Publié le 2025-11-20 06:00:00. Bristol Myers Squibb est au cœur d’une controverse en Irlande après avoir tenté de récupérer des sommes importantes auprès d’employés, estimant qu’ils avaient indûment bénéficié d’un congé parental payé. L’affaire, portée devant la Commission des relations du travail (WRC), met en lumière une erreur administrative et soulève des questions sur les pratiques de l’entreprise.
- Une employée, Adrienne Doyle, est réclamée de rembourser plus de 20 000 € suite à une erreur concernant son congé parental.
- L’entreprise a également demandé à une dizaine d’autres employés de rembourser des sommes allant de 3 000 € à 11 000 €.
- L’avocat de Bristol Myers Squibb a reconnu une « erreur administrative » mais maintient le droit de l’entreprise à récupérer les sommes.
Adrienne Doyle, mère de deux enfants et originaire d’Ashbourne, dans le comté de Meath, conteste la légalité de la demande de remboursement de 870 € par mois sur deux ans. Elle a déposé une plainte auprès de la Commission des relations du travail (WRC), invoquant la loi sur le paiement des salaires de 1991.
L’affaire remonte à octobre 2023, lorsque Bristol Myers Squibb a annoncé un nouveau programme, « Bristol Myers Squibb Ireland Reimagined », incluant un droit « amélioré » au congé parental payé. Lors d’une réunion publique, il avait été annoncé que les parents d’enfants de moins de deux ans pourraient bénéficier d’un maintien de salaire complet pendant 12 semaines, contre 7 semaines de congé légal.
Mme Doyle a sollicité et obtenu ce congé de 12 semaines en janvier 2024, après avoir consulté le portail des ressources humaines de l’entreprise. Cependant, cinq mois plus tard, elle a reçu une notification lui indiquant un « trop-payé », l’entreprise invoquant désormais des critères d’éligibilité selon lesquels l’enfant devait être né le 1er janvier 2024 ou après. Son plus jeune enfant avait déjà un an lors de la réunion d’octobre 2023.

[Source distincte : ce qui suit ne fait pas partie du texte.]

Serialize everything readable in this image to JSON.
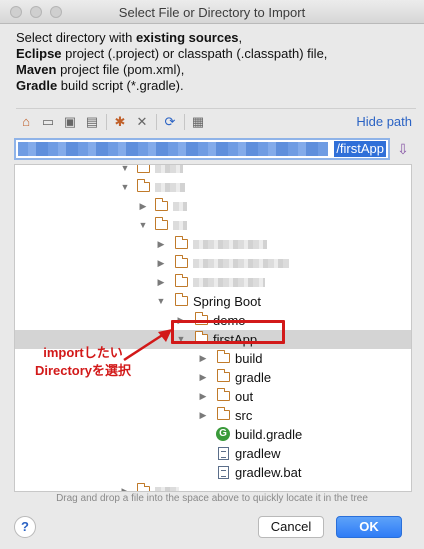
{
  "window": {
    "title": "Select File or Directory to Import"
  },
  "description": {
    "line1_pre": "Select directory with ",
    "line1_bold": "existing sources",
    "line1_post": ",",
    "line2_bold": "Eclipse",
    "line2_post": " project (.project) or classpath (.classpath) file,",
    "line3_bold": "Maven",
    "line3_post": " project file (pom.xml),",
    "line4_bold": "Gradle",
    "line4_post": " build script (*.gradle)."
  },
  "toolbar": {
    "icons": [
      "home-icon",
      "desktop-icon",
      "project-icon",
      "module-icon",
      "new-folder-icon",
      "delete-icon",
      "refresh-icon",
      "show-hidden-icon"
    ],
    "hide_path_label": "Hide path"
  },
  "path": {
    "visible_tail": "/firstApp"
  },
  "tree": {
    "items": [
      {
        "label": "Spring Boot"
      },
      {
        "label": "demo"
      },
      {
        "label": "firstApp"
      },
      {
        "label": "build"
      },
      {
        "label": "gradle"
      },
      {
        "label": "out"
      },
      {
        "label": "src"
      },
      {
        "label": "build.gradle"
      },
      {
        "label": "gradlew"
      },
      {
        "label": "gradlew.bat"
      }
    ]
  },
  "annotation": {
    "line1": "importしたい",
    "line2": "Directoryを選択"
  },
  "hint": "Drag and drop a file into the space above to quickly locate it in the tree",
  "buttons": {
    "help": "?",
    "cancel": "Cancel",
    "ok": "OK"
  },
  "colors": {
    "accent": "#2f7cf6",
    "annotation": "#d21919",
    "folder": "#c07a2a"
  }
}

« Ces critères n’ont pas été publiés au moment de ma candidature ni au moment de l’approbation de mon congé », a déclaré Mme Doyle à la WRC.
« Je n’aurais pas postulé pour ce congé si je n’avais pas rempli ces critères. C’est une erreur de l’entreprise qu’un employé en congé n’ait pas reçu d’informations extrêmement critiques. »
Adrienne Doyle, employée de Bristol Myers Squibb
L’entreprise n’a mis à jour sa documentation sur le congé parental qu’en mars 2024, et Mme Doyle n’a été informée de ce changement qu’en octobre, lors de la demande de remboursement.
Kiwana Ennis, avocate représentant Bristol Myers Squibb, a reconnu l’existence d’une « erreur administrative » mais a souligné que l’entreprise avait le droit de récupérer les sommes conformément à la loi.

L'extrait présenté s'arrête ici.